Berlin. . Die Bundeskanzlerin startet einen Bürgerdialog im Internet. Die Themen: Wie wollen wir (zusammen)leben – und wovon? Diskussion wird per Livestream auf Youtube übertragen. 120 Experten beraten das Projekt, das auf Denglisch wohl Thinktank heißen würde.
Es ist ganz allein ihr Ding. Ihre Denkschule. Ohne Parlament, ohne ihre Minister, ohne Parteien, ohne politische Stiftungen. Sie alle bleiben in Angela Merkels Bürgerdialog außen vor. Seit dem letzten Sommer lässt sich die Kanzlerin von etwa 120 Experten beraten, meist Wissenschaftlern. Bislang hat sie es geheim gehalten. In der nächsten Phase sucht die Kanzlerin den virtuellen Draht zum Volk. Zum 1. Februar, so kündigte sie es zu Silvester an, startet sie eine Internetplattform.
Bis 15. April kann jeder mit Angela Merkel in Kontakt treten. Bei drei Veranstaltungen will die Kanzlerin 100 Bürgern jeweils 90 Minuten lang Rede und Antwort stehen: Am 29. Februar in Erfurt, am 14. März in Heidelberg, am 28. März in Bielefeld. Jede Runde wird als Livestream über einen Youtube-Kanal der Regierung übertragen. Bürgerbeteiligung ist das Gebot der Stunde — Vorbild sind die „Town-Hall-Meetings“ in den USA.
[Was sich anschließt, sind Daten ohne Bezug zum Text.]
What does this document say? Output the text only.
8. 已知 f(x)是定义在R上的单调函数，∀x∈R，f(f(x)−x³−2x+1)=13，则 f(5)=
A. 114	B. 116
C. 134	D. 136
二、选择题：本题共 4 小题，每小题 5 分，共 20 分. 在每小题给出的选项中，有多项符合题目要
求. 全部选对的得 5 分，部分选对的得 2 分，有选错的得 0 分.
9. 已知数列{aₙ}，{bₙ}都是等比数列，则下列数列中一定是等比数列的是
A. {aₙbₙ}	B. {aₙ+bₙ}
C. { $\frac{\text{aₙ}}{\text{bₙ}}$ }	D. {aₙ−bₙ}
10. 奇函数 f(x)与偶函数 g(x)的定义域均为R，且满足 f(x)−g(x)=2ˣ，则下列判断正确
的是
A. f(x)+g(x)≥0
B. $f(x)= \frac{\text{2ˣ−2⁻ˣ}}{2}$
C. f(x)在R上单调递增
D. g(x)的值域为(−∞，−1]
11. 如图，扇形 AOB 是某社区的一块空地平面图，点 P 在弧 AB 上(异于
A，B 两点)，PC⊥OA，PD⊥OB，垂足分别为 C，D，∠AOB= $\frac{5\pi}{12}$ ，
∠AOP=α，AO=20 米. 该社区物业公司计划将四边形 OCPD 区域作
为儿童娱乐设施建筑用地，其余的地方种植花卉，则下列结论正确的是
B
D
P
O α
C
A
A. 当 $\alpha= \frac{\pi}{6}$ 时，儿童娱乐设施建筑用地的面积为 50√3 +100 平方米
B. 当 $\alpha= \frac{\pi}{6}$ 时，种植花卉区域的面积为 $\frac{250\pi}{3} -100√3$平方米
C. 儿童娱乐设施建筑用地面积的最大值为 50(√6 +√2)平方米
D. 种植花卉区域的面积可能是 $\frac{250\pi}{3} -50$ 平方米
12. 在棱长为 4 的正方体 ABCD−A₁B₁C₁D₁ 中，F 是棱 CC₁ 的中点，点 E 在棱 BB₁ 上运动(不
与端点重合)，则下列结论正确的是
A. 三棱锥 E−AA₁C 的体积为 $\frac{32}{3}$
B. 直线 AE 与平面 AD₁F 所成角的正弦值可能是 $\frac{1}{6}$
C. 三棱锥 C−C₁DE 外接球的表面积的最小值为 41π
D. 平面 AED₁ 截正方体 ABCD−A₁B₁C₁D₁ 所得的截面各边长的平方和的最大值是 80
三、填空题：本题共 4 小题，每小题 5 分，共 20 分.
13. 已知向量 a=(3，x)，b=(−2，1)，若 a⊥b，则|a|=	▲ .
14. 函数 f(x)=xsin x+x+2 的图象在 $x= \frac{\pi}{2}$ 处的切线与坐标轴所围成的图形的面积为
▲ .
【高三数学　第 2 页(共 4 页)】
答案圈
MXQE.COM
Es geht um drei Fragen: Wie wollen wir zusammenleben? (Erfurt) Wovon wollen wir leben? (Bielefeld) Und wie wollen wir lernen? (Heidelberg). Zu jeder Frage bildeten die Experten sechs Untergruppen, insgesamt 18. Wer sich zum Beispiel mit der Frage befasst „Wie wollen wir zusammenleben?“, redet im Detail über das Zusammenleben der Generationen oder über die Familie. Der Horizont reicht bis 2020. Die langen Linien. Aber andererseits sind neun Jahre auch so nah, dass man konkrete Empfehlungen schlecht auf die lange Bank schieben kann.
Draht zum Volk
Auf Sinnsuche war noch jeder Kanzler, Merkel womöglich mehr als andere, da sie in der Euro-Krise oft ad hoc entscheiden musste. Jeder Regierungschef hatte natürlich eine Planungs- und Grundsatzabteilung oder Berater und Räte. Aber so wie Merkel hat noch kein Kanzler systematisch den Draht zum Volk gesucht. Im Sommer will man Bilanz ziehen, alle Beiträge in einem Buch veröffentlichen. Es sei ein „offener Prozess“, heißt es in Regierungskreisen.
Mit jeder Arbeitsgruppe hat die Kanzlerin zwei Mal diskutiert, einmal saß man in Schloss Meseberg zusammen. Etliche Stunden hat sie investiert, die Experten erst recht. Mit zwei Professoren hat die WAZ gesprochen, mit dem Altersforscher Andreas Kruse aus Heidelberg sowie mit Dieter Spath, der das Fraunhofer Institut für Arbeitswirtschaft und Organisation in Stuttgart leitet.
„Die Kanzlerin hört sehr gut zu“, berichtet Spath. Die Debatte sei anregend, „wahrscheinlich, weil sie ähnlich analytisch ist wie wir“. Kruse empfindet die Treffen ebenfalls als Gewinn, „ich fühle mich nicht ausgenutzt“. Es sei keine akademische Diskussion. „Was packt man an? Die Frage stellen wir uns schon“, versichert Spath. Da kommt ihnen zugute, dass die Politik vielen von ihnen nicht fremd ist und dass ihr Rat auch schon häufig gefragt war.
„Ein weiterer Beleg für Merkels präsidialen Stil“
Das Kanzleramt nimmt keinen Einfluss auf das Ergebnis, stellt bloß den organisatorischen Rahmen. „Sonst käme nur Schneegestöber dabei raus“, weiß Spath. So wurden alle angehalten, die Stellungnahmen bis zum 19. Dezember 2011 einzureichen. Es war Merkels Weihnachtslektüre. Als sich die Kanzlerin nach dem Urlaub zurückmeldete, war sie gut vorbereitet und entschlossen, den Dialog mit den Bürgern anzugehen.
Es war mal eine Silvesteransprache mit Folgen. Die SPD sieht der „Road-Show“ misstrauisch entgegen. Für Fraktionschef Frank-Walter Steinmeier ist sie noch ein Beleg für Merkels präsidialen Stil.